Leading in the Moment

Creating new revenue opportunities for your nonprofit

What a coffee shop turned half-million-dollar café and catering company can teach nonprofit leaders about alternative ways to raise revenue

PHOENIX (STN) – When Helpings Café & Catering opened in 2014, the UMOM leadership team that launched it as a social enterprise grappled with the same questions all nonprofits must answer, both then and now: How much money is coming in? And when will it arrive?

“Social enterprise is, basically, a business that does good,” said UMOM CEO Jackson Fonder during a ‘Leading in the Moment’ panel discussion on the December 2024 episode of ‘It Happens at STN.’ “Here is an opportunity to live your mission and exemplify the people that you serve. But you’re trying to make a profit.”
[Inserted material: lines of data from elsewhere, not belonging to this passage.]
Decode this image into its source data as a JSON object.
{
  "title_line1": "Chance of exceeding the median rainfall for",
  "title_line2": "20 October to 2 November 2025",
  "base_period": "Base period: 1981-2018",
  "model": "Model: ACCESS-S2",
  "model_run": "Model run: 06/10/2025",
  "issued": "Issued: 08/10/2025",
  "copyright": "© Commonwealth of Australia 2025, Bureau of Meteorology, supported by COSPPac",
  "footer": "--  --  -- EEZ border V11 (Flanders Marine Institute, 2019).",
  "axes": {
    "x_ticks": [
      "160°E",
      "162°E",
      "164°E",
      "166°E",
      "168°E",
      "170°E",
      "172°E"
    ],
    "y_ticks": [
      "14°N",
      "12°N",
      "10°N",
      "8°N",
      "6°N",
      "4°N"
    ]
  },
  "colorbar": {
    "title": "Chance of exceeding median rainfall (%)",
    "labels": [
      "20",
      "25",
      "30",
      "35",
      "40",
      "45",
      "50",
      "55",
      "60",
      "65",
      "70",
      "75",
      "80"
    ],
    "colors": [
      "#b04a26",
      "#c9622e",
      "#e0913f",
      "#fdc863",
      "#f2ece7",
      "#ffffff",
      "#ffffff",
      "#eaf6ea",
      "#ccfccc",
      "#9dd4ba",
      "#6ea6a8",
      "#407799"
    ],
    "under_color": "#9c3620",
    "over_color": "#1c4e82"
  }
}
The idea behind Helpings Café & Catering and other social enterprise ventures at UMOM may seem self-explanatory: build a business within a nonprofit whose revenue funds the organization’s mission. And if you can train people to reenter the workforce, as UMOM does, it’s even better.

“The idea that a company can do well financially while also providing a benefit to the community is powerful,” said UMOM COO Monique Lopez. “We’re focusing on job training, job opportunities, and serving our families and single women experiencing homelessness with the end goal of securing employment for our participants.”

Listen to the panel discussion on finding social enterprise opportunities:

According to Fonder, the key to building a successful social enterprise is understanding that it must be operated as a business—something that can be unfamiliar and difficult for nonprofit leaders.

“The idea better be able to sell,” he said. “This is not a program, this is a business.”

Lopez expanded on some lessons Helpings Café & Catering and UMOM learned over the years.

“It’s a business at the end of the day, so you have to treat it like one,” she said. “You want it to cash flow, so you need to focus on things like personnel cost and cost of goods and a solid business model.”

From modest beginnings 10 years ago as a small coffee shop, Lopez explained that Helpings Café & Catering is on track to surpass $500,000 in revenue this year—funding that UMOM might not have otherwise secured.

While that level of funding would benefit any nonprofit, both Lopez and Fonder emphasized that making a social enterprise successful requires visionary leadership.

“It is a calculated risk, and you just have to have the right mindset and give the social enterprise an opportunity to morph into something [and] evolve,” Fonder said. “It’s still running a business and it’s got to stand on its own and it takes a special leader at the top to treat it as such.”